Subject Query Optimization (Tables or Views)
Author Maurice Ling
Hi all,

I have a table which acts like a term-list defined index

create table jclone_occurrence_pmid(
pmid numeric(10,0) not null,
clone char(128) not null);

There are 18 million rows of records in this table.
My task now is to answer this question: what is the set of pmids that
has clone A and clone B?

So I ran a query:
select pmid from jclone_occurrence_pmid where clone = 'ACT' and pmid
in (select pmid from jclone_occurrence_pmid where clone = 'ACE')

This query took me 2 hours to run. The problem is, I have 13 million
of these queries, means it will take 3000 years to run. clearly
unacceptable.

So, I thought that part of the reason was that the query had to do a
self join (please tell me if I am wrong) which brings me to create
either a view or a cache table. Can anyone please kindly explain the
nature of a view in FB and how it helps?

DDL for the view:
create view jclone_occur_pair_view (clone1, clone2, pmid) as
select a.clone, b.clone, a.pmid
from jclone_occurrence_pmid a, jclone_occurrence_pmid b
where a.pmid=b.pmid;

DDL for the table:
create table jclone_occur_pair(
clone1 char(128) not null,
clone2 char(128) not null,
pmid numeric(10,0) not null);

"Select count(*) from jclone_occur_pair_view" gives me about 478
million rows, which is the same as doing an inner join "select
count(*) from jclone_occurrence_pmid a inner join
jclone_occurrence_pmid b on a.pmid=b.pmid".

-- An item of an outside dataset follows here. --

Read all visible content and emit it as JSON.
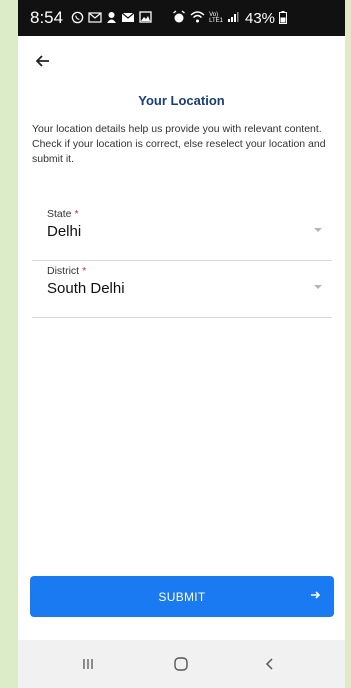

But when I try to populate jclone_occur_pair table with the following SQL,
insert into jclone_occur_pair (clone1, clone2, pmid) select a.clone,
b.clone, a.pmid from jclone_occurrence_pmid a, jclone_occurrence_pmid
b where a.pmid=b.pmid;
commit;

My database ballooned from 6GB to 40GB and for some weird reasons,
died... isql just disappeared from process, using about 260MB of
memory (VSIZE in top). I do not eliminate the possibility of killing
the wrong process but unlikely.

So, is there any suggestions to speed up this query?

Thanks and cheers
maurice